Both decisions stay inside the requirements as currently written (specifically Req 1.5 + Req 4.4, which already excludes string literals from the translation pass except where developer-log strings are concerned). The design phase will document the rule explicitly.
## 3. Implementation Approach Options
### Option A — Single-pass translation per file, no tooling
**Approach**: Open each of the 20 files, translate every Chinese comment in place, drop redundant ones, append `(#9)` to bare TODO/FIXME, leave Chinese string literals (LLM prompts) and translate `console.*` Chinese strings. Verify with `rg [\x{4e00}-\x{9fff}] frontend/src/`.
- ✅ Lowest overhead, no new tools or scripts
- ✅ Fits a one-shot doc-only PR
- ✅ Maximally aligns with `dev-guidelines.md` "comment the *why*" — judgment per comment
- ❌ ~900 occurrences spread across 20 files — most concentrated in 6 files (>50 hits each) which are large (`Process.vue` is 2067 lines, `Step4Report.vue`, `HistoryDatabase.vue`)

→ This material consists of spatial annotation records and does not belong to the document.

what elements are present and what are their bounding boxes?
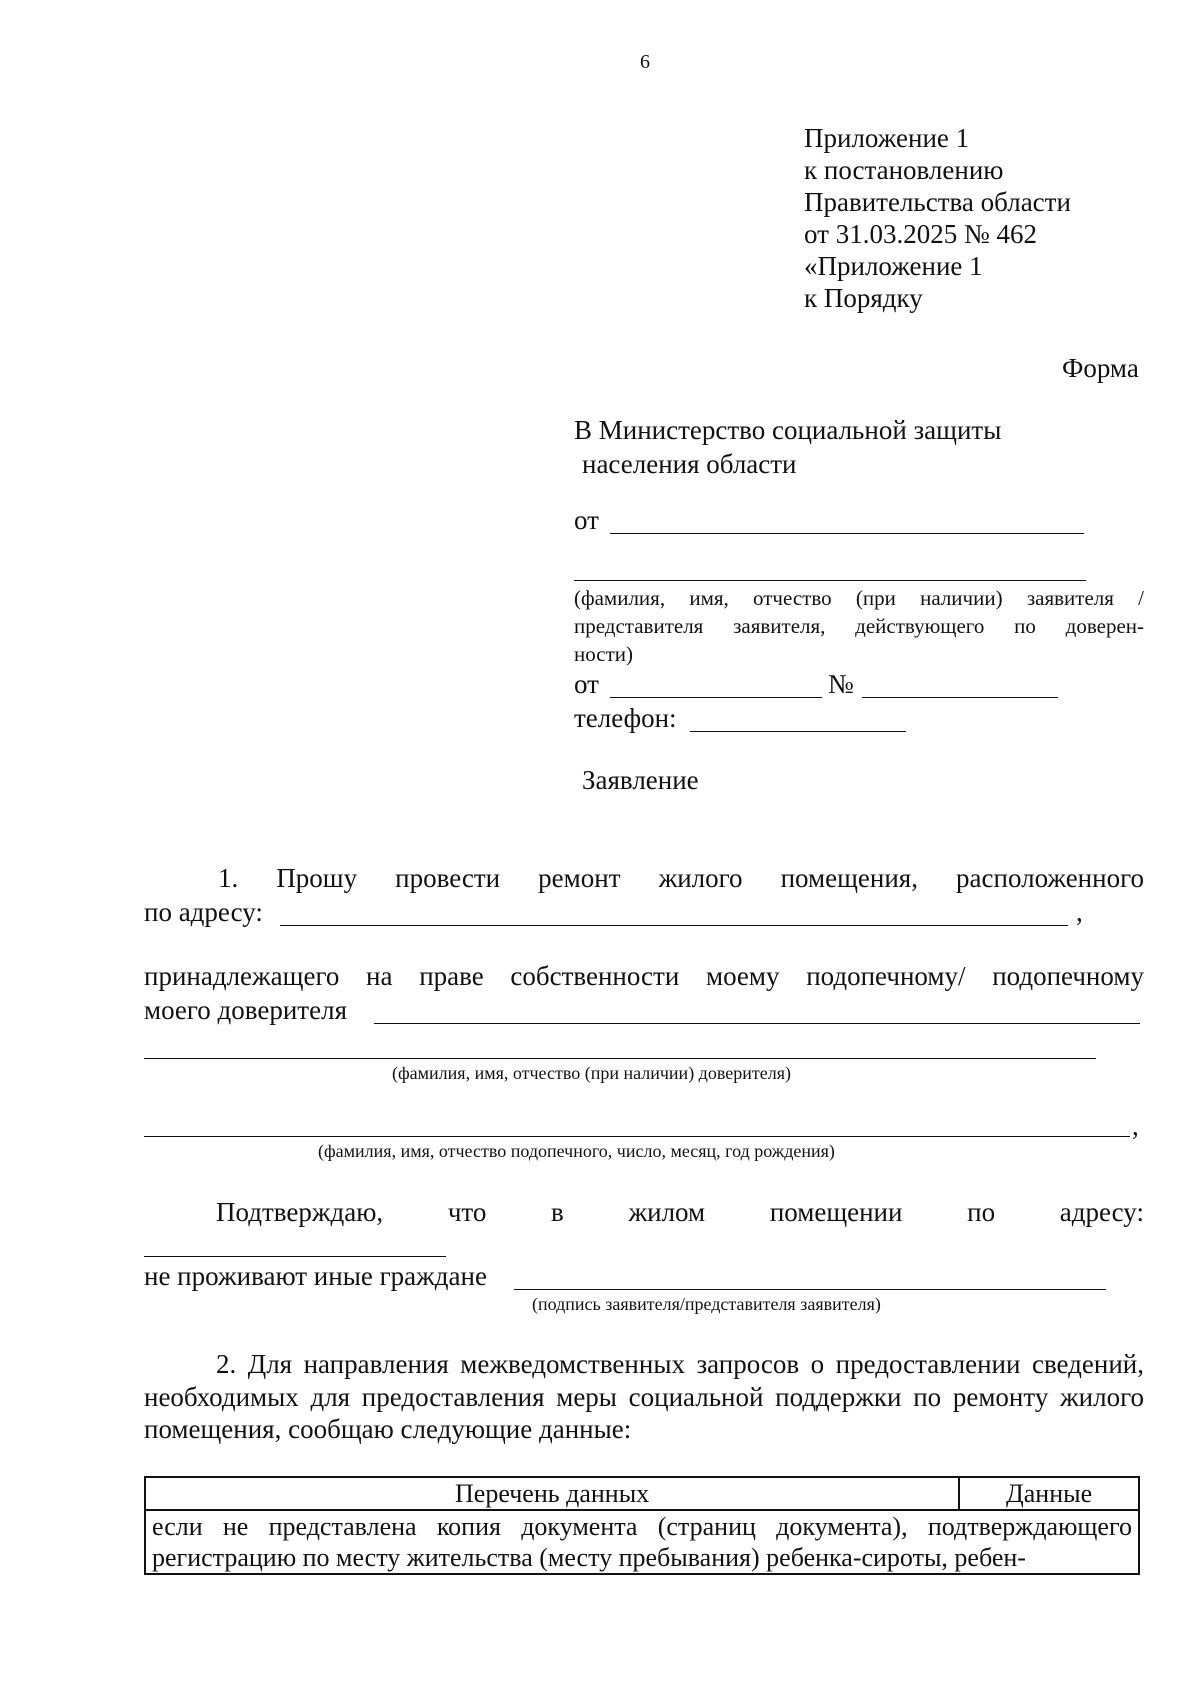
- word: подопечному/: [806, 961, 966, 991]
- no-residents-label: не проживают иные граждане: [144, 1261, 487, 1291]
- table-row: [145, 1510, 1139, 1574]
- trustor-field-line2[interactable]: [144, 1058, 1096, 1059]
- appendix-line: от 31.03.2025 № 462: [804, 219, 1037, 249]
- word: праве: [419, 961, 484, 991]
- caption-line: ности): [574, 642, 633, 666]
- section1-line1: [218, 862, 1144, 894]
- trustor-field[interactable]: [374, 1023, 1140, 1024]
- applicant-caption: [574, 584, 1144, 668]
- trustor-label: моего доверителя: [144, 995, 347, 1025]
- word: расположенного: [956, 863, 1144, 893]
- trustor-caption: (фамилия, имя, отчество (при наличии) доверителя): [392, 1063, 791, 1083]
- word: Прошу: [276, 863, 358, 893]
- word: моему: [706, 961, 780, 991]
- word: помещения,: [780, 863, 918, 893]
- word: собственности: [510, 961, 680, 991]
- appendix-line: «Приложение 1: [804, 251, 983, 281]
- caption-line: (фамилия, имя, отчество (при наличии) заявителя /: [574, 586, 1144, 610]
- document-number-field[interactable]: [862, 697, 1058, 698]
- confirm-line: [216, 1196, 1144, 1228]
- form-label: Форма: [1062, 353, 1139, 383]
- word: помещении: [769, 1197, 903, 1227]
- applicant-name-field[interactable]: [610, 533, 1084, 534]
- addressee-line1: В Министерство социальной защиты: [574, 415, 1002, 445]
- address-comma: ,: [1076, 897, 1083, 927]
- addressee-line2: населения области: [582, 449, 797, 479]
- word: что: [447, 1197, 487, 1227]
- appendix-line: Приложение 1: [804, 123, 970, 153]
- section2-text: 2. Для направления межведомственных запросов о предоставлении сведений, необходимых для предоставления меры социальной поддержки по ремонту жилого помещения, сообщаю следующие данные:: [144, 1349, 1144, 1444]
- column-header-data: Данные: [959, 1477, 1139, 1510]
- word: на: [366, 961, 393, 991]
- from-label: от: [574, 505, 599, 535]
- column-header-data-list: Перечень данных: [145, 1477, 959, 1510]
- ward-comma: ,: [1132, 1111, 1139, 1141]
- document-date-label: от: [574, 669, 599, 699]
- document-title: Заявление: [582, 765, 699, 795]
- appendix-line: к Порядку: [804, 283, 923, 313]
- address-field[interactable]: [280, 925, 1068, 926]
- caption-line: представителя заявителя, действующего по доверен-: [574, 614, 1144, 638]
- data-table: [144, 1476, 1140, 1575]
- section1-line3: [144, 960, 1144, 992]
- phone-label: телефон:: [574, 703, 677, 733]
- confirm-address-field[interactable]: [144, 1256, 446, 1257]
- table-cell-text: если не представлена копия документа (страниц документа), подтверждающего регистрацию по месту жительства (месту пребывания) ребенка-сироты, ребен-: [145, 1510, 1139, 1574]
- appendix-header: [804, 122, 1071, 314]
- phone-field[interactable]: [690, 731, 906, 732]
- word: жилого: [658, 863, 743, 893]
- document-number-label: №: [828, 669, 854, 699]
- ward-field[interactable]: [144, 1136, 1130, 1137]
- word: принадлежащего: [144, 961, 340, 991]
- word: провести: [395, 863, 501, 893]
- appendix-line: к постановлению: [804, 155, 1004, 185]
- word: адресу:: [1059, 1197, 1144, 1227]
- word: жилом: [628, 1197, 706, 1227]
- word: 1.: [218, 863, 239, 893]
- signature-field[interactable]: [514, 1289, 1106, 1290]
- word: по: [967, 1197, 996, 1227]
- appendix-line: Правительства области: [804, 187, 1071, 217]
- page-number: 6: [640, 51, 650, 73]
- signature-caption: (подпись заявителя/представителя заявителя): [532, 1294, 881, 1314]
- word: ремонт: [538, 863, 621, 893]
- word: Подтверждаю,: [216, 1197, 384, 1227]
- table-header-row: [145, 1477, 1139, 1510]
- address-label: по адресу:: [144, 897, 263, 927]
- applicant-name-field-line2[interactable]: [574, 580, 1086, 581]
- word: подопечному: [992, 961, 1144, 991]
- word: в: [551, 1197, 564, 1227]
- ward-caption: (фамилия, имя, отчество подопечного, число, месяц, год рождения): [318, 1141, 835, 1161]
- document-date-field[interactable]: [610, 697, 822, 698]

- ❌ Manual judgment for redundant-vs-meaningful adds reviewer load
### Option B — Automated translation script + manual pass
**Approach**: Write a Node/Python script that walks files, extracts Chinese comments, runs them through an LLM, and writes back. Then a manual pass on the diff.
- ✅ Faster on long files
- ❌ Adds a dependency (LLM call) and a scratch script, neither delivered
- ❌ The translation needs *judgment* (drop vs translate per Req 2) — automation undercuts the "comment the *why*" rule
- ❌ Risk of touching string literals or identifiers if regex is loose
- ❌ Out of step with the steering "no enforced tooling without discussion" principle
### Option C — File-by-file with task batching
**Approach**: Group the 20 files into work units by size: (a) high-touch (Process, Step4Report, HistoryDatabase, GraphPanel, Step2EnvSetup, Step3Simulation), (b) mid-touch (Home, Step5Interaction, simulation.js, SimulationView, SimulationRunView), (c) light (api/{graph,index,report}.js, the 48 hit views, App.vue, store/pendingUpload.js, Step1GraphBuild.vue). Implementation tasks mirror these groups. Verify after each group with the ripgrep check.

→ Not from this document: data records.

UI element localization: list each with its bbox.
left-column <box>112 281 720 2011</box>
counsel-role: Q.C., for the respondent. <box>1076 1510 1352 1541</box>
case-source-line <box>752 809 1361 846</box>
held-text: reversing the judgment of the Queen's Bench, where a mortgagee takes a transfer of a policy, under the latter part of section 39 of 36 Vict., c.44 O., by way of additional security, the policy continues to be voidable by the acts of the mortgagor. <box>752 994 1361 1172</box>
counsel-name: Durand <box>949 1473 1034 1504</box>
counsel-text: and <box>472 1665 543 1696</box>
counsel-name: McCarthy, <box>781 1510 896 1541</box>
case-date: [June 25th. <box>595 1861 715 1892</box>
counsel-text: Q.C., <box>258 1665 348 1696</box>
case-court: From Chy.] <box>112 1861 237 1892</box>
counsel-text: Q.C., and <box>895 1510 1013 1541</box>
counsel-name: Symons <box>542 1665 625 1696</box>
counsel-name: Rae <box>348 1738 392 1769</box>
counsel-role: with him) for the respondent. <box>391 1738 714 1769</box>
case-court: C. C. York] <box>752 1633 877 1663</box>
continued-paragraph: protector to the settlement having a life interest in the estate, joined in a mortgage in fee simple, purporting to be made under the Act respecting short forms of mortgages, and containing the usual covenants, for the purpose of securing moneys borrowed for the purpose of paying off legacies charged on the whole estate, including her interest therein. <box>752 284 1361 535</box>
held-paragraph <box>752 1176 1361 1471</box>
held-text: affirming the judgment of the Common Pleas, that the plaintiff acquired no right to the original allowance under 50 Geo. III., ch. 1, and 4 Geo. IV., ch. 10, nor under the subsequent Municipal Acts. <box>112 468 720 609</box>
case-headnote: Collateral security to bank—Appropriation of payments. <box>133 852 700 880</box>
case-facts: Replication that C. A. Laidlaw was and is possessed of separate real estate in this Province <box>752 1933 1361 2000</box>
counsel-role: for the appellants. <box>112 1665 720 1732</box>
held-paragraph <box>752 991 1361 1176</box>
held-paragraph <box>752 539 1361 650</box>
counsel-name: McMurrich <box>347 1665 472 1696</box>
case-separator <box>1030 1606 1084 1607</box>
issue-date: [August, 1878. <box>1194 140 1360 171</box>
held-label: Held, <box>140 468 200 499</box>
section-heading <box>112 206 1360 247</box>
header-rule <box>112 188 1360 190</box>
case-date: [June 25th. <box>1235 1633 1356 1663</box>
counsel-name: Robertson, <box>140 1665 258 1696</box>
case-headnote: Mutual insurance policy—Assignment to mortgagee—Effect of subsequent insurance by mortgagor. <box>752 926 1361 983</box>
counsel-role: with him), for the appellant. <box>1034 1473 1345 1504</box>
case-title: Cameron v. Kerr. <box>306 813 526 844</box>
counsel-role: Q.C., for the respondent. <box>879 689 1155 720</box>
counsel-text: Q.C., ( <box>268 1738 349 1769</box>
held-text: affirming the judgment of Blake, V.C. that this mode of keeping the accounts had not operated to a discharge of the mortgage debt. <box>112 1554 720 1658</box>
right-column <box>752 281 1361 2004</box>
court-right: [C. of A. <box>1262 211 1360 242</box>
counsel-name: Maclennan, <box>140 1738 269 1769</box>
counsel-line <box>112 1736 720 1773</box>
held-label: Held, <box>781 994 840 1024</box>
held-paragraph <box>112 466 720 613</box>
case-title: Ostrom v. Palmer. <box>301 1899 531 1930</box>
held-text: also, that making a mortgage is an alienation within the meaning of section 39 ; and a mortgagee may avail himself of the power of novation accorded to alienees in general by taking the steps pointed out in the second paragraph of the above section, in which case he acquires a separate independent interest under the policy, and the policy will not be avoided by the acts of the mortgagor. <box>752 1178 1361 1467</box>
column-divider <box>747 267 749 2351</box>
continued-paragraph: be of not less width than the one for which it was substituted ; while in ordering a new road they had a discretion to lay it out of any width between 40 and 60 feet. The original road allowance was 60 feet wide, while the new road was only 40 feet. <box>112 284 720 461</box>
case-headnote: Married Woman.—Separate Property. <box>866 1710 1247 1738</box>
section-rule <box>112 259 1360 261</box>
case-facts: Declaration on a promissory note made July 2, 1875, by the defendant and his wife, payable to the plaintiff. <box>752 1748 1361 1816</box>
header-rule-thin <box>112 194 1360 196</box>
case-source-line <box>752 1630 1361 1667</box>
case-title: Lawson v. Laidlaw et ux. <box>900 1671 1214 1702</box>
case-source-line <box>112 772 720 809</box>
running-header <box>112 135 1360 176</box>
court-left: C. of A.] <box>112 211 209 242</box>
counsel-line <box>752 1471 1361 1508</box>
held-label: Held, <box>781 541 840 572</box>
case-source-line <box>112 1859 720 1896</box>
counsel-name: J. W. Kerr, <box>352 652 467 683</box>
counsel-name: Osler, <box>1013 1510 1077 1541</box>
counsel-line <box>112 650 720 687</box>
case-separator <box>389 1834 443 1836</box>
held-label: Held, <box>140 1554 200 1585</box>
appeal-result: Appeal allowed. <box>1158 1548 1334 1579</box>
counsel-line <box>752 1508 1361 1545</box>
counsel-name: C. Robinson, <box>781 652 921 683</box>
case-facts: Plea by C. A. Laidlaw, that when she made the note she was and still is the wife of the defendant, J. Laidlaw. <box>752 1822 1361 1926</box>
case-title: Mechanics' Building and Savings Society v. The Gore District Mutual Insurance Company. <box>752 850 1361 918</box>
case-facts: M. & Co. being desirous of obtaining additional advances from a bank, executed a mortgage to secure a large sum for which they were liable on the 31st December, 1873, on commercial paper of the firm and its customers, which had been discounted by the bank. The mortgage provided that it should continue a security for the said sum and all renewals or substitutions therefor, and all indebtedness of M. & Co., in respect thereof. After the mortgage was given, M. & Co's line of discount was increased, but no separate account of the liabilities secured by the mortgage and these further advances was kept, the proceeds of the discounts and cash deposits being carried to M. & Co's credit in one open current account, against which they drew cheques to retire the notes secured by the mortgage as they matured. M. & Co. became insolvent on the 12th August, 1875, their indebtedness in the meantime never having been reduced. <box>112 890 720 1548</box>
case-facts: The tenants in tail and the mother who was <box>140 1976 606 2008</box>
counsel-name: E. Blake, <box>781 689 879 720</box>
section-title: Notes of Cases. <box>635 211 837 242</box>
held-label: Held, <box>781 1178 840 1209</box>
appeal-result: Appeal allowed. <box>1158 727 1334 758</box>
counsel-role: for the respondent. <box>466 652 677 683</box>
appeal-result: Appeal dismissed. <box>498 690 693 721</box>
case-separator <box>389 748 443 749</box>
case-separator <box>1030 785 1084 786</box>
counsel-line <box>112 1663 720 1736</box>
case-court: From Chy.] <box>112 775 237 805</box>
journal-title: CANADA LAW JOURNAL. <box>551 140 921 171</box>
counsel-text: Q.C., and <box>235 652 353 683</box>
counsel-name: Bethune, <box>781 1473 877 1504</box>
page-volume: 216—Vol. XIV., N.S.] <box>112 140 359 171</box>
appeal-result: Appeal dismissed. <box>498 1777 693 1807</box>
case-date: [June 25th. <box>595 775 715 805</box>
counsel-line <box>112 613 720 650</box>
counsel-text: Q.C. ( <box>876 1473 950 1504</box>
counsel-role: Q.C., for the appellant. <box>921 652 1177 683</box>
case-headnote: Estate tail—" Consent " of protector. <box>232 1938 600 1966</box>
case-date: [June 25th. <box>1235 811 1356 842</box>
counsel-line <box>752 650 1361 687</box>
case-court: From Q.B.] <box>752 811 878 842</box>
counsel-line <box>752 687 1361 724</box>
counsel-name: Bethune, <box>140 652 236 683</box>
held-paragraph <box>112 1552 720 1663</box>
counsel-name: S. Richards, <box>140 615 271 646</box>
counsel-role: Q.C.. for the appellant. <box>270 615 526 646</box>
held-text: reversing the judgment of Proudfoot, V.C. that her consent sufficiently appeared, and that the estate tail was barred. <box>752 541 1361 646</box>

- ✅ Same translation effort as A but with checkpointable progress (matches the project's task-tracking pattern from steering — "background tasks expose progress")

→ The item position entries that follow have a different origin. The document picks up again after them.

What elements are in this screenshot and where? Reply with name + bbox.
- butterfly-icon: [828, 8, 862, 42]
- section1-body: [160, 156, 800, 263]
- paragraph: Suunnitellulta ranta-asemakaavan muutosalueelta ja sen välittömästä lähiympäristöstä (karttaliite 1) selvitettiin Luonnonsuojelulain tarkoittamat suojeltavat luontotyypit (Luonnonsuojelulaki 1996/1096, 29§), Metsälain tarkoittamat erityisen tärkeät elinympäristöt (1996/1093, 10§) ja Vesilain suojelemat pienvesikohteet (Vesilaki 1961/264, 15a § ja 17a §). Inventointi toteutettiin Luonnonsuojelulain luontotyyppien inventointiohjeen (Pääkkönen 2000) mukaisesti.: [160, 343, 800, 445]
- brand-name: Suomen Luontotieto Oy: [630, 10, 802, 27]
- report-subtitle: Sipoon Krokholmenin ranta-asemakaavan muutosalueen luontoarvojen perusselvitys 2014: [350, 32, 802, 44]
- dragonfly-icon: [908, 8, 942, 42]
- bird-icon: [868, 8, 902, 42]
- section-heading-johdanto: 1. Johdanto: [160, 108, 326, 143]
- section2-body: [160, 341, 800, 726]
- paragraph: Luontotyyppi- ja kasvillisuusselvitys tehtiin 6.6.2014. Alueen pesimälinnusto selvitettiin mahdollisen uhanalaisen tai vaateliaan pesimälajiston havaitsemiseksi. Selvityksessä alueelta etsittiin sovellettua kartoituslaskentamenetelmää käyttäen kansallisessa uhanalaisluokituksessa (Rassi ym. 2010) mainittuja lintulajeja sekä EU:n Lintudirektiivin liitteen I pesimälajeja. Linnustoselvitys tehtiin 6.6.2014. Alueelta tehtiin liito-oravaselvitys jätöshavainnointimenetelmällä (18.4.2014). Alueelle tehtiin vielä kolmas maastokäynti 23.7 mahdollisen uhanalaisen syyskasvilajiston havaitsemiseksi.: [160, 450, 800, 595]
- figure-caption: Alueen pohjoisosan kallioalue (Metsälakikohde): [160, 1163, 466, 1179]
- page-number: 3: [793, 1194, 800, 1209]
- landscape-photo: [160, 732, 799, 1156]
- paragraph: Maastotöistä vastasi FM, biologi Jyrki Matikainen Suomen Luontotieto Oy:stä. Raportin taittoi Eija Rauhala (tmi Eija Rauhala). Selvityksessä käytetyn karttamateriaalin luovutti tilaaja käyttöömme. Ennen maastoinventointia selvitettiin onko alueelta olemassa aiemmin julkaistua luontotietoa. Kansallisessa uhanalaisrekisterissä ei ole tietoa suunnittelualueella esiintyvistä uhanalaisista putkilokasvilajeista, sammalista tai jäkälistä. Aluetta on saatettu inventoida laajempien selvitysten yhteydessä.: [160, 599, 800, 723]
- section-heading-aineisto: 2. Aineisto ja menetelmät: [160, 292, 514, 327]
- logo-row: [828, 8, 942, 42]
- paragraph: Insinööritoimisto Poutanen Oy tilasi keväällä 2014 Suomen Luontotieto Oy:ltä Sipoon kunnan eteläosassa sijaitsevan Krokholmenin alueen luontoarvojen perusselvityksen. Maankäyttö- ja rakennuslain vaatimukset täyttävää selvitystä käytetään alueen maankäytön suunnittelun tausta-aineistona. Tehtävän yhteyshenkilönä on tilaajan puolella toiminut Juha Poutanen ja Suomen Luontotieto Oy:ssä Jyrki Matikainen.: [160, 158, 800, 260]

- ✅ Reviewer can read the PR file-group-by-file-group instead of all-at-once
- ✅ If the PR needs to land partial (rare), the light + mid groups still ship a valuable subset
- ❌ A few extra task headings in `tasks.md` vs Option A's "do the thing"
## 4. Effort & Risk
- **Effort**: **S (12 days)**. Mechanical translation, plus judgment calls. ~900 occurrences but no architectural work.
- **Risk**: **Low**. Doc-only change. The only real risks are (a) accidentally editing a string literal that affects the LLM prompt or a hardcoded user-visible string, and (b) deleting a comment whose intent the translator misread. Both are mitigated by Req 4.4 ("leave string literals unchanged") and Req 2.3 (conservative-when-ambiguous).
## 5. Recommendations for Design Phase
- **Preferred approach**: **Option C** — file-grouped translation pass, no tooling, no script. It matches the project's manual-style ethos and the existing pipeline-aligned task structure, and produces a reviewable PR.
- **Encode in design**:
- The translation rule for each comment shape (`//`, `/* */`, JSDoc, `<!-- -->`).
- The decision matrix for string literals: translate `console.*` Chinese strings; retain LLM prompt strings (in `Step5Interaction.vue`) and list them in the PR per Req 1.5.
- The TODO/FIXME sweep approach (single ripgrep pass before the file loop).
- The verification command and acceptance check sequence.
- **Research items carried forward**: none — the codebase has been inspected enough to commit to Option C without further investigation.